Making the Christmas Tree Modern

Matt Bliss rediscovered his grandfather's playful designs from the '60s, and decided to share them with the world

As published in Architectural Digest, November 27, 2018

A Modern Christmas Tree shown inside the Farnsworth House designed by Mies van der Rohe in 1951. Photograph by J.C. Buck/Courtesy of Modern Christmas Trees

A Modern Christmas Tree shown inside the Farnsworth House designed by Mies van der Rohe in 1951. Photograph by J.C. Buck/Courtesy of Modern Christmas Trees

“The stockings were hung by the chimney with care, and concentric circles of light and shadow danced in a modernist tableau, all over the ceiling.” Wait, what? If you’re accustomed to old-fashioned fragrant evergreen trees, sticky with sap and heavily laden with ornaments and string lights, the spare glow and futuristic lines of the modern Christmas tree will knock your proverbial stockings off. The first thing you might notice about these trees is that they look “Modern” with a capital M—as in postwar, midcentury design. Yet they’re not vintage, and they weren’t manufactured until fairly recently. While these novel trees were designed by engineer and builder Lawrence Stoecker in the 1960s, they were not produced until Stoecker’s grandson Matt Bliss launched The Modern Christmas Tree in 2011.

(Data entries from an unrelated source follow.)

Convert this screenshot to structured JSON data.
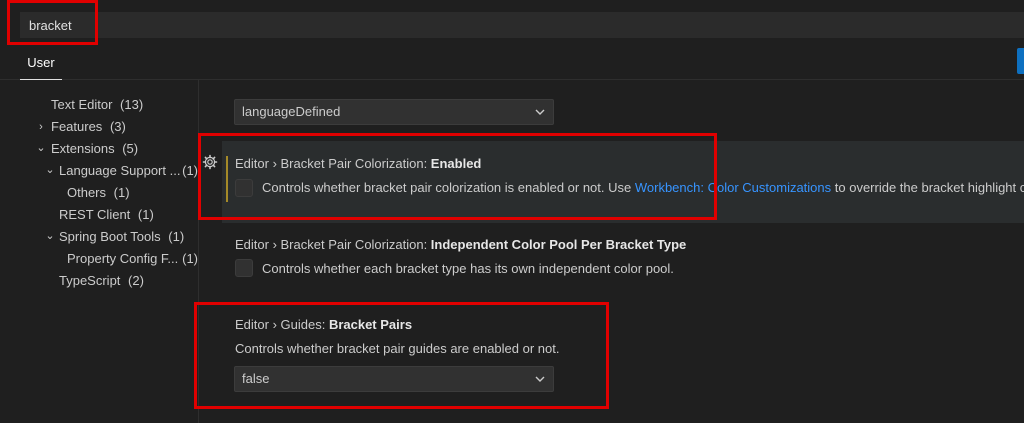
{
  "search": {
    "value": "bracket"
  },
  "tabs": {
    "user_label": "User"
  },
  "tree": {
    "items": [
      {
        "label": "Text Editor",
        "count": "(13)",
        "chevron": ""
      },
      {
        "label": "Features",
        "count": "(3)",
        "chevron": "›"
      },
      {
        "label": "Extensions",
        "count": "(5)",
        "chevron": "⌄"
      },
      {
        "label": "Language Support ...",
        "count": "(1)",
        "chevron": "⌄"
      },
      {
        "label": "Others",
        "count": "(1)",
        "chevron": ""
      },
      {
        "label": "REST Client",
        "count": "(1)",
        "chevron": ""
      },
      {
        "label": "Spring Boot Tools",
        "count": "(1)",
        "chevron": "⌄"
      },
      {
        "label": "Property Config F...",
        "count": "(1)",
        "chevron": ""
      },
      {
        "label": "TypeScript",
        "count": "(2)",
        "chevron": ""
      }
    ]
  },
  "settings": {
    "prev_dropdown_value": "languageDefined",
    "colorization": {
      "category": "Editor › Bracket Pair Colorization: ",
      "name": "Enabled",
      "desc_before": "Controls whether bracket pair colorization is enabled or not. Use ",
      "link": "Workbench: Color Customizations",
      "desc_after": " to override the bracket highlight c"
    },
    "independent_pool": {
      "category": "Editor › Bracket Pair Colorization: ",
      "name": "Independent Color Pool Per Bracket Type",
      "desc": "Controls whether each bracket type has its own independent color pool."
    },
    "guides": {
      "category": "Editor › Guides: ",
      "name": "Bracket Pairs",
      "desc": "Controls whether bracket pair guides are enabled or not.",
      "dropdown_value": "false"
    }
  },
  "colors": {
    "accent": "#0e70c0",
    "link": "#3794ff",
    "highlight": "#e00000",
    "modified": "#a58a28"
  }
}
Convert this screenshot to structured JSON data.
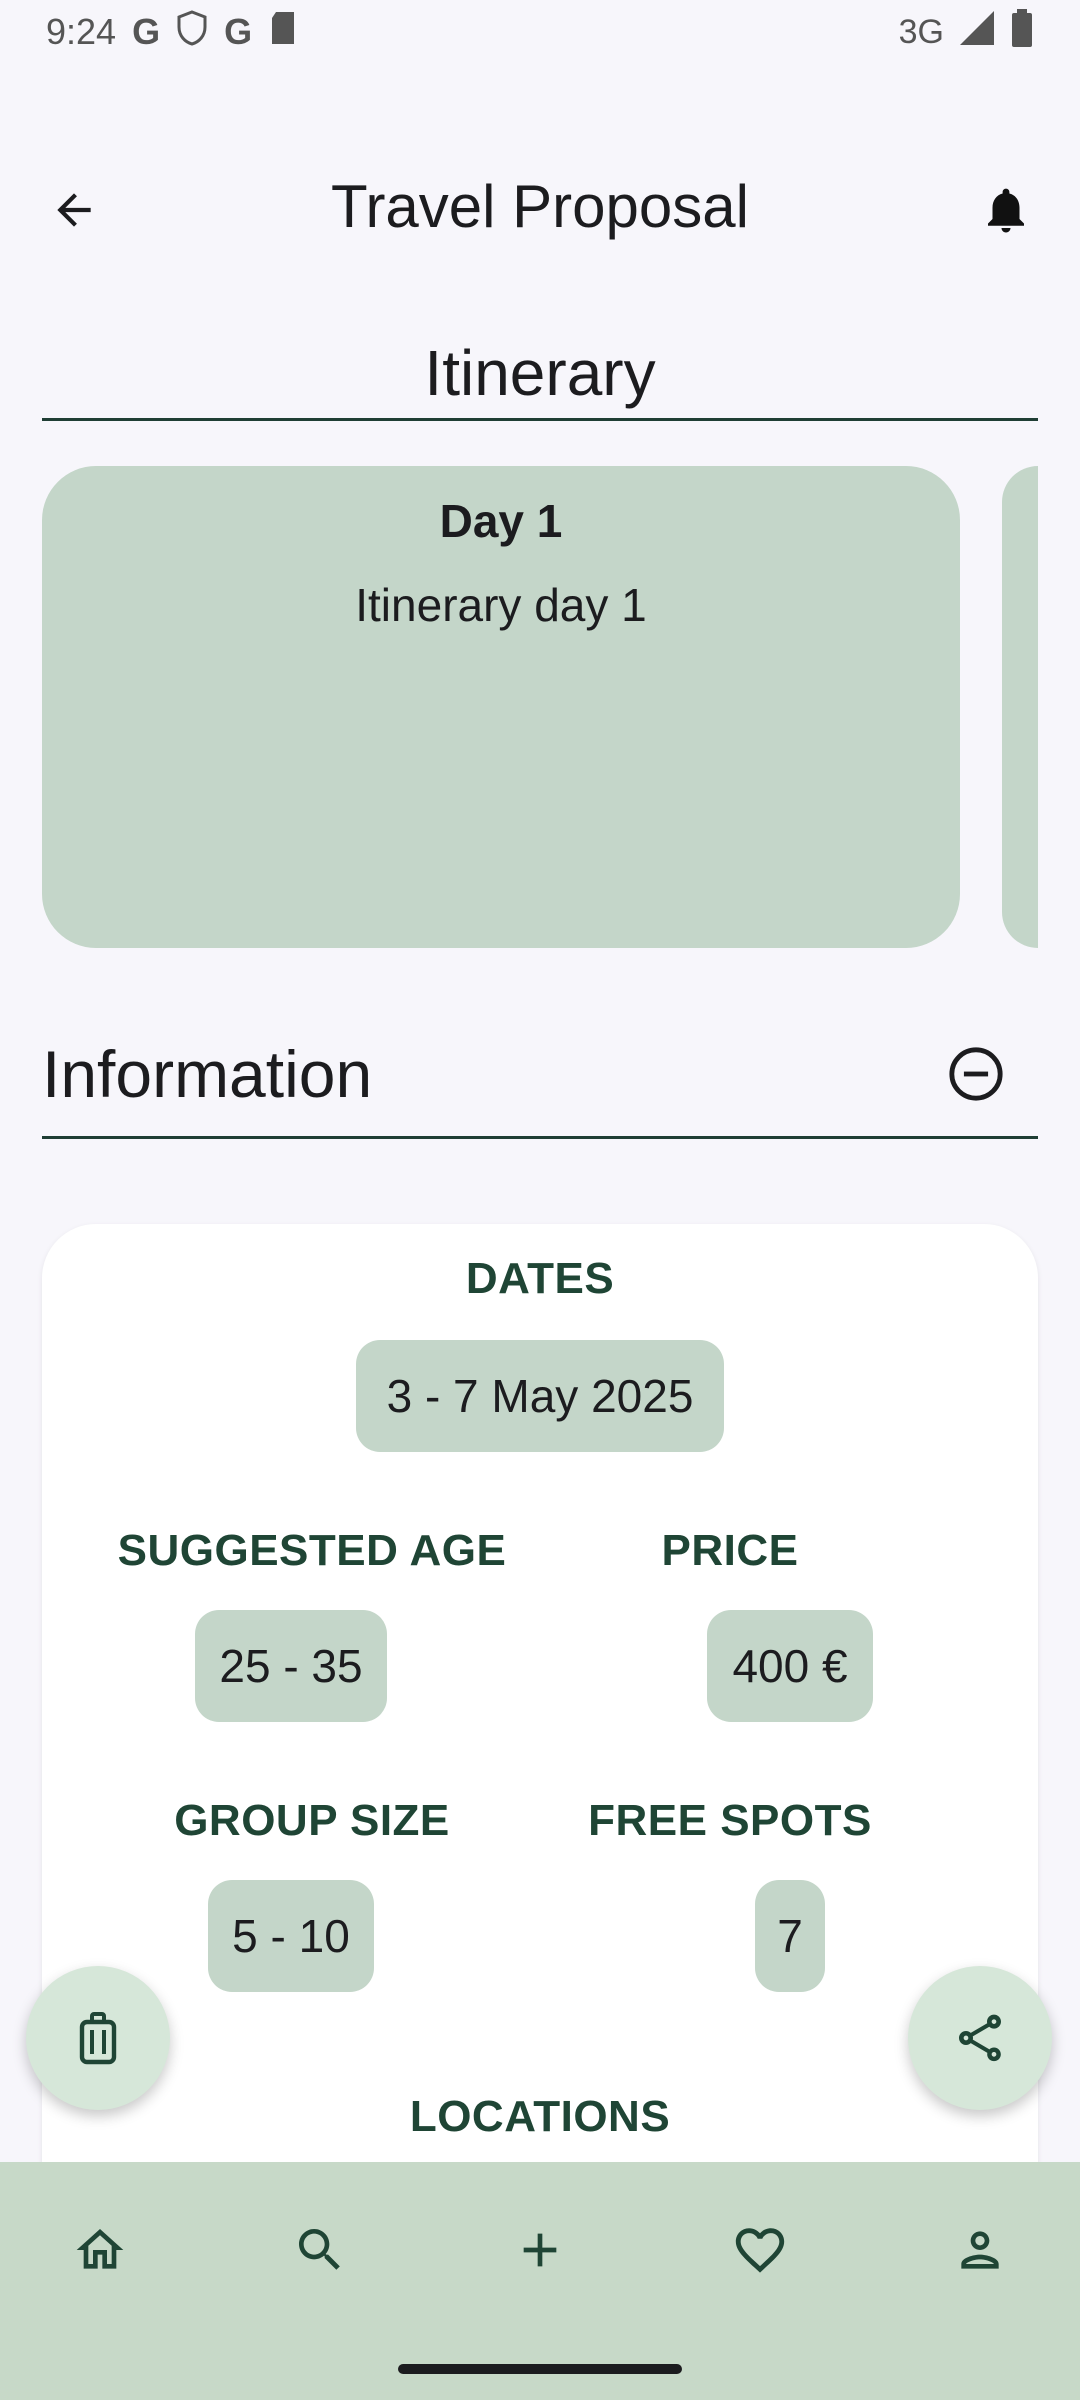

Matt Bliss and a Modern Christmas Tree inside Case Study House #22, the Stahl House, designed by Pierre Koenig in 1959. Photograph by J.C. Buck/Courtesy of Modern Christmas Trees

Matt Bliss and a Modern Christmas Tree inside Case Study House #22, the Stahl House, designed by Pierre Koenig in 1959. Photograph by J.C. Buck/Courtesy of Modern Christmas Trees

Lawrence Stoecker, who was known affectionately as Bud, was the quintessential mid-20th-century designer-maker. He was a Navy veteran who served in World War II, and he worked at a company called Ball Aerospace, which helped create the liquid oxygen tanks for NASA’s Apollo missions in the 1960s. Later in his career, he left aerospace for a more rustic life when he established a company called Delta Vacation Homes, which built several hundred A-frame homes throughout the Rocky Mountain region in the 1960s and '70s.

Lawrence Stoecker poses with one of his early Modern Christmas Trees. Photograph courtesy of Modern Christmas Trees

Lawrence Stoecker poses with one of his early Modern Christmas Trees. Photograph courtesy of Modern Christmas Trees

Stoecker also loved putting his creativity and know-how to use at home to surprise and delight his children and grandchildren. In the mid-1960s, he built a space age-style Christmas Tree in his home workshop. This first tree (in retrospect, the original prototype) comprised a series of concentric cardboard rings in graduated sizes, with the smallest at the top and largest at the bottom, each one connected to the next with wire, decorated with bands of fringed tinsel and glass ornaments. Bliss recalls seeing the tree—which was elegantly suspended from the ceiling, and positioned on a base—spin slowly in the lights, watching the shadows play on the wall as the ornaments sparkled. Stoecker was so pleased with this first cardboard tree that he started making new ones every Christmas, testing out new materials like masonite board, and eventually deciding that plexiglas was the best choice. Its translucence allowed light to pass through the tree’s entire structure, as though it were made from glass. The trees were different colors each year, and Stoecker kept notebooks to plan each new variation as the holidays approached. Vintage photographs on the Modern Christmas Tree’s website show some of the early trees in their full vintage glory.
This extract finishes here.